The meaning is "of the same mother"?


https://www.duolingo.com/profile/J_Par

That translation in English sounds kind of strange or old fashioned. I think it would be more natural to say "They have the same mother" or simply "They're sisters".


https://www.duolingo.com/profile/BoneheadBass

But those two English sentences would be completely different in Czech than the sentence in this exercise, so they wouldn't be good translations.


https://www.duolingo.com/profile/nura388049

Proĉ ne "they are daughters of the one mother"?


https://www.duolingo.com/profile/VladaFu

to by bylo "té jedné matky"


https://www.duolingo.com/profile/Janmunroe

And so why is "Jsou to dcery z jedne matky" not accepted?


https://www.duolingo.com/profile/VladaFu

Of is not normally translated as z/ze, but using the genitive case.

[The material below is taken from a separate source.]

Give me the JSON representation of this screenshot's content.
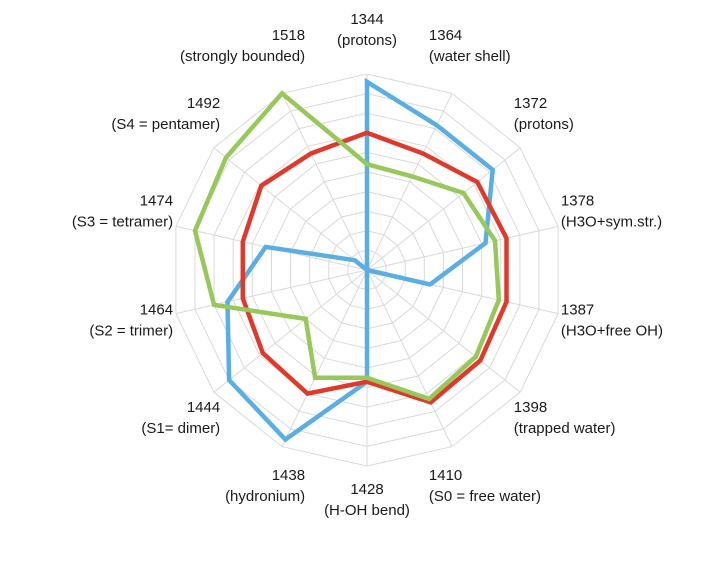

"z jedné matky" would really be "from one mother"

You can also say "the mother's child" using the Saxon genitive so you can easily see that this OF should be translated using the genitive case. Here it does not mean "from".


https://www.duolingo.com/profile/Janmunroe

So when using the genitive, "of" is simply implied. Got it. Duh!


https://www.duolingo.com/profile/AgnusOinas

Most of the times, yes, that's the primary function of genitive ("funkce genitivu" right there), i.e. "of something" = "něčeho".

But sometimes English uses "of" where Czech uses "z + genitive", for example "one of those men" is "jeden z těch mužů". Or: "It's made of wood" is "Je to ze dřeva" (but "from" is also possible here).